The Molecular Pathway of Argon-Mediated Neuroprotection

Abstract

The noble gas argon has attracted increasing attention in recent years, especially because of its neuroprotective properties. In a variety of models, ranging from oxygen-glucose deprivation in cell culture to complex models of mid-cerebral artery occlusion, subarachnoid hemorrhage or retinal ischemia-reperfusion injury in animals, argon administration after individual injury demonstrated favorable effects, particularly increased cell survival and even improved neuronal function. As an inert molecule, argon did not show signs of adverse effects in the in vitro and in vivo model used, while being comparably cheap and easy to apply. However, the molecular mechanism by which argon is able to exert its protective and beneficial characteristics remains unclear. Although there are many pieces missing to complete the signaling pathway throughout the cell, it is the aim of this review to summarize the known parts of the molecular pathways and to combine them to provide a clear insight into the cellular pathway, starting with the receptors that may be involved in mediating argons effects and ending with the translational response.

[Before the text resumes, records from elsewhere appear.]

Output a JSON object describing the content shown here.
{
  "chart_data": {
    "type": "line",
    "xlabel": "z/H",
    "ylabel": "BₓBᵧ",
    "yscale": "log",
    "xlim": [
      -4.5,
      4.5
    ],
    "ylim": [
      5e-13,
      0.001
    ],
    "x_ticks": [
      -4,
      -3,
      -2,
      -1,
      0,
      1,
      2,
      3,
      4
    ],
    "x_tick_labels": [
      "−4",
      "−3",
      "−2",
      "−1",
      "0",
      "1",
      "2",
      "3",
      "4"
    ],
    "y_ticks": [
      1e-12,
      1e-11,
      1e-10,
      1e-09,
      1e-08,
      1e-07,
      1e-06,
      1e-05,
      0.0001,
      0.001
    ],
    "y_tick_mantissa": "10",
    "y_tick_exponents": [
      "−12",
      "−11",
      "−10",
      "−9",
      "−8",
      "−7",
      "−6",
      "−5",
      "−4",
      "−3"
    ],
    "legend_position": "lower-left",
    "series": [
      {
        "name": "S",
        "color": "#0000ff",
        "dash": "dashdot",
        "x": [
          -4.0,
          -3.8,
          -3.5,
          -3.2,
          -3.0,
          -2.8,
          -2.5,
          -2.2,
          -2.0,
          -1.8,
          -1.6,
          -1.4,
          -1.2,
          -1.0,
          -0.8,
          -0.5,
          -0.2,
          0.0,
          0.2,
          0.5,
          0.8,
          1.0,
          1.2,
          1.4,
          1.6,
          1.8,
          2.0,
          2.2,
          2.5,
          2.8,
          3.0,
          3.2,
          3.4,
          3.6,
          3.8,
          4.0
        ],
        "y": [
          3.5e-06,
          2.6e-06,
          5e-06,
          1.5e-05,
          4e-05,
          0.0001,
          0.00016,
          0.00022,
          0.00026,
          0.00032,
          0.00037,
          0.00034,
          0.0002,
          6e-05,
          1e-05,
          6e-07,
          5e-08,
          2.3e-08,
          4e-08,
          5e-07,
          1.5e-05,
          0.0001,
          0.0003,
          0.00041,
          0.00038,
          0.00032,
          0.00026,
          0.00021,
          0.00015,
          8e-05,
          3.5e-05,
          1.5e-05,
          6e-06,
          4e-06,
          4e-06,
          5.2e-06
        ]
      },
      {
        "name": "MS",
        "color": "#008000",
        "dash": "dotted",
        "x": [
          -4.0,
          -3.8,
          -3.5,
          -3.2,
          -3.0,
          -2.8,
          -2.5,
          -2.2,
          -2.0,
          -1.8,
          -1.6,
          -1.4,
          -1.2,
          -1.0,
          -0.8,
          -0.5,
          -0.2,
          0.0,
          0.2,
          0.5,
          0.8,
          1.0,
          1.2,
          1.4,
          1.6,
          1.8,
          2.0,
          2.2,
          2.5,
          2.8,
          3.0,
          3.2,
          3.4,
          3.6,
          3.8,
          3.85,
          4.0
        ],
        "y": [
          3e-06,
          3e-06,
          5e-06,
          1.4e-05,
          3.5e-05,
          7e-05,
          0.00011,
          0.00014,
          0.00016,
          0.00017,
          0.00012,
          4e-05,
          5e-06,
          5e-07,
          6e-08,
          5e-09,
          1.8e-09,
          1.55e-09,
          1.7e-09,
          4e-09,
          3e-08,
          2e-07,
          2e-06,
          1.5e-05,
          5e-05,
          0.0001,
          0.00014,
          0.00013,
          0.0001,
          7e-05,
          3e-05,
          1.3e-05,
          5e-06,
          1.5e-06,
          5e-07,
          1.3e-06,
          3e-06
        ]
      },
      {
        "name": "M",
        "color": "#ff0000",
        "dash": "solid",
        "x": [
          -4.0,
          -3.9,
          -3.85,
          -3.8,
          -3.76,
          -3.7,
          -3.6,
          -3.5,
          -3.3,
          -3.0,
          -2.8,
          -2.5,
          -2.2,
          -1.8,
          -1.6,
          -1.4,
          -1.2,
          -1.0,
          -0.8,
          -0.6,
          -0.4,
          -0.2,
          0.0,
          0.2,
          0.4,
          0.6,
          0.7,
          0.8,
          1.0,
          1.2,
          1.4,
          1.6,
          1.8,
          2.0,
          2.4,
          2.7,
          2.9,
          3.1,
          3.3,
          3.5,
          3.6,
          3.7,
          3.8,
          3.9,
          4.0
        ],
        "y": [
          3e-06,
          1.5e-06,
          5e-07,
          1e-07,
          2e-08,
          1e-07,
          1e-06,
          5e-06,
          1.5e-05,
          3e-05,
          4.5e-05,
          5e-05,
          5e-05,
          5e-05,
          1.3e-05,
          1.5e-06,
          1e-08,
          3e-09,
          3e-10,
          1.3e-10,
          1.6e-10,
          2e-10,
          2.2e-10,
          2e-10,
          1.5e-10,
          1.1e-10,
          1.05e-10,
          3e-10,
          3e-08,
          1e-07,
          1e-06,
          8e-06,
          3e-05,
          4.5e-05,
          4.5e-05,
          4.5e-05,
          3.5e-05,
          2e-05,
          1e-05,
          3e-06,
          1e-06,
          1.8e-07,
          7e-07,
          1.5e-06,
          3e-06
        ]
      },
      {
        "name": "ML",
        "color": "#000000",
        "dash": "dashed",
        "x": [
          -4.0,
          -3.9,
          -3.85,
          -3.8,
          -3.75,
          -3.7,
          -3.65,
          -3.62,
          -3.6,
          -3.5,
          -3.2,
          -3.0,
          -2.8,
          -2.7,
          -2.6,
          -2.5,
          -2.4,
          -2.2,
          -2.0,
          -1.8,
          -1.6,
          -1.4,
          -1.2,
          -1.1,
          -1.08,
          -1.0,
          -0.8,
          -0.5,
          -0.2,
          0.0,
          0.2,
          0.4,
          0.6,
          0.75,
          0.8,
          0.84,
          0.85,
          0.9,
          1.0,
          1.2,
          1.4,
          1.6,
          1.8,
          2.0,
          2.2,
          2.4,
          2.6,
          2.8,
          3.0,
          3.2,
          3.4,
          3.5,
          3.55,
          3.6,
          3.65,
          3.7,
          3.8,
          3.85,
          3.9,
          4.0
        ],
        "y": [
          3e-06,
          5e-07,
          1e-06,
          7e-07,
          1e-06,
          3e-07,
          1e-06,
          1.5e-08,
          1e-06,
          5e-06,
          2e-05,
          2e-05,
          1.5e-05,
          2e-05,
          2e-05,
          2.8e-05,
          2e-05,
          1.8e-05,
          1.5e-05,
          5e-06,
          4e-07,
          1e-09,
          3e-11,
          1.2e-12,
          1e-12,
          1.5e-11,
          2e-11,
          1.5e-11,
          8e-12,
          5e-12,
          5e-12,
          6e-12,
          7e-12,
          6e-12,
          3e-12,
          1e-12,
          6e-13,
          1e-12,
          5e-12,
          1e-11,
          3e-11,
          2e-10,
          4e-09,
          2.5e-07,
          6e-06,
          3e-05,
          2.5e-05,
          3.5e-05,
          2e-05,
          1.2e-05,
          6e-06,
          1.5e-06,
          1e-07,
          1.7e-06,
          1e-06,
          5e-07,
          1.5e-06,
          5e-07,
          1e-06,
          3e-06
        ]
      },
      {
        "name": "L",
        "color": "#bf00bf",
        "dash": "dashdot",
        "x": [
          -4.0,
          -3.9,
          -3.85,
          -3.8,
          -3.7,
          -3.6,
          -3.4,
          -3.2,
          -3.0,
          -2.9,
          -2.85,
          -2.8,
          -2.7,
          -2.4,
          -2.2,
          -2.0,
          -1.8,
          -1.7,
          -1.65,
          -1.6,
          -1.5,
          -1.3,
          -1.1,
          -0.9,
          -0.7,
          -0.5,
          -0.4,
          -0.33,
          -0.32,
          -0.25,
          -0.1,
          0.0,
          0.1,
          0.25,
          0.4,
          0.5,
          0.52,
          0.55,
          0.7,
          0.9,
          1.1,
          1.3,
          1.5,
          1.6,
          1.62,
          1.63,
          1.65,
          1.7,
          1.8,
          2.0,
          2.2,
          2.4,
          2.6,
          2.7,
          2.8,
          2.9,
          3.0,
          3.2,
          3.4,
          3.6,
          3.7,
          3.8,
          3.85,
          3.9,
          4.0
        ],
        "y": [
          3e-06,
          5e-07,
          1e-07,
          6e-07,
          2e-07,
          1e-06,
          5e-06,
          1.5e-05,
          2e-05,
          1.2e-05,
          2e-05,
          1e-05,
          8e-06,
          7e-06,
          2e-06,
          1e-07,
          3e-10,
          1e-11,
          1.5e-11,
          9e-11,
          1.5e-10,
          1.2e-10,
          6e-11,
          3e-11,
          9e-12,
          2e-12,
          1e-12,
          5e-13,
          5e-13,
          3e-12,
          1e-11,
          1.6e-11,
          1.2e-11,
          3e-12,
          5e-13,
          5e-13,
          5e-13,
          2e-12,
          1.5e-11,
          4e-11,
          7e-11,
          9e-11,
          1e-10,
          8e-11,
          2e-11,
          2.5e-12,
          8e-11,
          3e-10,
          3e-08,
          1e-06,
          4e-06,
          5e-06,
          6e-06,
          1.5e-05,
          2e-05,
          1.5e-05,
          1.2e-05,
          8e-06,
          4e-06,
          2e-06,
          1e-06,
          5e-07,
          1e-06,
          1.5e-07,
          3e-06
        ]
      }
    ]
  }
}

Keywords: argon; cytokines; cytoprotection; heat shock proteins; mitogen-activated protein kinases; molecular pathway; neuroprotection; toll-like receptors; transcription factor.

Figure 1

Argon’s molecular mechanism. Argon is able to specifically activated toll-like receptors 2 and 4, mediating intracellular signaling via IRAK4 and ERK1/2 (and to some amount p38) and inhibiting the heat shock response (HSP-70, -90 and HO-1) or activating the PI3K/mTOR pathway. Mitochrondrial signaling includes Bcl-2, Bcl-X and BAX expression, while ROS is reduced and mitochondrial membrane potential remains constant. These intracellular proteins lead to a differential activation or suppression of transcription factors, thus inducing or inhibiting effector genes and proteins (e.g., IL-8). OGD = oxygen-glucose deprivation, LPS = lipopolysaccharide, tMCAO = transient mid cerebral artery occlusion, IRI = ischemia and reperfusion injury, SAH = subarachnoid hemorrhage, NMDA-R = N-methyl d-aspartate receptor, TLR = toll-like receptor, TRIF = TIR-domain-containing adapter-inducing interferon-β, MyD88 = myeloid differentiation primary response gene 88, IRAK4 = interleukin-1 receptor-associated kinase 4, PI3K = phosphoinositide 3-kinase, AKT = protein kinase B, m-TOR = mechanistic Target of Rapamycin, MKK = mitogen-activated protein kinases, ERK = extracellular signal regulated kinase, JNK = c-Jun N-terminal kinase, BAX/BCL-2/BCL-X = apoptotic genes, ROS = reactive oxygen species, ΔΨm = mitochondrial membrane potential, HSP = heat shock protein, HO-1 = heme-oxygenase-1, Nrf2 = Nuclear factor (erythroid-derived 2)-like 2, STAT = signal transducer and activator of transcription, HIF-1α = hypoxia inducible factor 1α, NF-κB = nuclear factor κB.